1954 U.S. Tax Ct. LEXIS 175 | Tax Ct. | 1954
Lead Opinion
OPINION.
The sole issue for decision is whether the entire profit realized on the sale of silk and nylon hosiery to Hartford in 1945 is taxable to petitioner. The question is essentially one of fact. Petitioner argues that the hosiery was sold through a “joint venture” or a “partnership” whose members were C. U. Smith, G. B. Smith, and Elizabeth S. Miller. Respondent contends that the transaction represented a sale by petitioner.
We have found as a fact that the sale was made by petitioner directly to Hartford, who was one of petitioner’s regular customers. The hosiery was boxed and shipped to Hartford by petitioner. Petitioner’s invoice was sent directly to Hartford. The entire transaction was handled by petitioner’s vice' president in charge of sales, who often took orders for petitioner. According to petitioner’s records the sale was made directly to Hartford. Petitioner has not shown that the alleged “partnership” or “joint venture” ever acquired title to the hosiery. In fact, petitioner has not shown that a “partnership” or “joint venture” existed. No capital was contributed or risk assumed. There is no showing that Elizabeth S. Miller ever discussed the transaction with her alleged partners, C. U. Smith and G. B. Smith, or that she even knew of the existence of the venture prior to the receipt of income. C. U. Smith was the only one of the three alleged “partners” to render any appreciable service to the venture, and, for the most part, he was merely performing his accustomed duties as petitioner’s vice president. Petitioner’s head bookkeeper did not even know of the existence of the alleged partnership. He considered checks received from C. U. Smith as payments on the account of Hartford.

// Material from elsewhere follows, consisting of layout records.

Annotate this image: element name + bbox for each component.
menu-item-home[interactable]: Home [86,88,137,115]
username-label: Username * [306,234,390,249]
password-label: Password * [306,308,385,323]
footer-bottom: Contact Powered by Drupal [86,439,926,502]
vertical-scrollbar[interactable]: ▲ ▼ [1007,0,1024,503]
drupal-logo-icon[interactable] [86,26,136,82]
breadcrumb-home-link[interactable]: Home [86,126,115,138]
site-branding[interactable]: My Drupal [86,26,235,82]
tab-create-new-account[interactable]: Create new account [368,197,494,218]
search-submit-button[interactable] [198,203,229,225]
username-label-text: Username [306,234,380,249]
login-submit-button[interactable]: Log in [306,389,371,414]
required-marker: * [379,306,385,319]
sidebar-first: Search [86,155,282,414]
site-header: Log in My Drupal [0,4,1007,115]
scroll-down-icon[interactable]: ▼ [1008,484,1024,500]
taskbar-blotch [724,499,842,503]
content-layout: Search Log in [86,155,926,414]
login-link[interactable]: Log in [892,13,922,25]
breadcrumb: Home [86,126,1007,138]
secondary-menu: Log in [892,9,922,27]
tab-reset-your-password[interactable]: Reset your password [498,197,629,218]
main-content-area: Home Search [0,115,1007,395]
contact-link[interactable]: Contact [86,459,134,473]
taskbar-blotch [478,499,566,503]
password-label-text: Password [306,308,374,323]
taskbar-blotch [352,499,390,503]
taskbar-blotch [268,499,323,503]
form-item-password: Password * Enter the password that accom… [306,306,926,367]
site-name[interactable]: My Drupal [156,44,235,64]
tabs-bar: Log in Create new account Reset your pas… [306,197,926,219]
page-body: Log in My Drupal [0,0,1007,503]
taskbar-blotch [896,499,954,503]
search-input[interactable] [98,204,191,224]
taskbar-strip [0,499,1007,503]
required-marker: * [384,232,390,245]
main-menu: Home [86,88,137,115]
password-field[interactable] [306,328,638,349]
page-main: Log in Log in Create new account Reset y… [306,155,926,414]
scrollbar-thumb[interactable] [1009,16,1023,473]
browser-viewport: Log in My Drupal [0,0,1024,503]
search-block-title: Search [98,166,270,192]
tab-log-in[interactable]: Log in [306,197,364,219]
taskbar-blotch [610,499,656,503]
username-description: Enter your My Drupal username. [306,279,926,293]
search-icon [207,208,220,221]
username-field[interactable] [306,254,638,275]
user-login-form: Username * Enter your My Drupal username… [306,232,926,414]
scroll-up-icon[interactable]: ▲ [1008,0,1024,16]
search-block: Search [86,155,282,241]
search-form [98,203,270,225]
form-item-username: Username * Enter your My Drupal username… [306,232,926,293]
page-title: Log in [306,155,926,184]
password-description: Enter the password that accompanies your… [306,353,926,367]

Petitioner contends that respondent puts form ahead of substance. We do not agree. Petitioner’s allegation that the sale was made through the alleged partnership is without merit. The transaction not only took the form of a direct sale to Hartford, but in substance it was a direct sale. It is true that the payments were made directly to C. U. Smith, who in turn paid petitioner. Handling the transaction in this manner eliminated the necessity of recording Hartford’s payments in excess of O. P. A. ceiling prices. Also, certain obvious tax advantages might have been achieved. Nevertheless, the sale was made directly to Hartford. Therefore, the full amount of the profit on the sale is taxable to petitioner, notwithstanding the fact that a portion of the profit was not received by petitioner, but instead was divided among petitioner’s officer-director stockholders or their wives. United States v. Joliet & Chicago R. Co., 315 U. S. 44; Essex Construction Co., 12 T. C. 1212.
There is no merit to petitioner’s argument that it was necessary to make the sale through the alleged partnership because a direct sale would create customer dissatisfaction, as the entire transaction was made to appear a direct sale by petitioner to Hartford. Also, there is no merit to petitioner’s contention that it cannot be charged with a profit on a sales price in excess of the O. P. A. ceiling. That it was illegal for petitioner to receive an amount in excess of the O. P. A. ceiling does not make the payment of the excess to petitioner’s officer-director stockholders (or their wives) any less a subterfuge, or alter the fact that the income was earned by petitioner. L. E. Shunk Latex Products, Inc., 18 T. C. 940, relied upon by petitioner is clearly distinguishable. In that case there was a valid sale to a valid partnership at a sales price fixed prior to the imposition of O. P. A. ceilings, under an arrangement established in accordance with arm’s-length negotiations. There the Commissioner was attempting to reallocate income under section 45 of the Internal Revenue Code between commonly controlled businesses. Here he has correctly determined that the entire profit is taxable as petitioner’s income under section 22 (a) of the Code.
Decision will l>e entered for the respondent.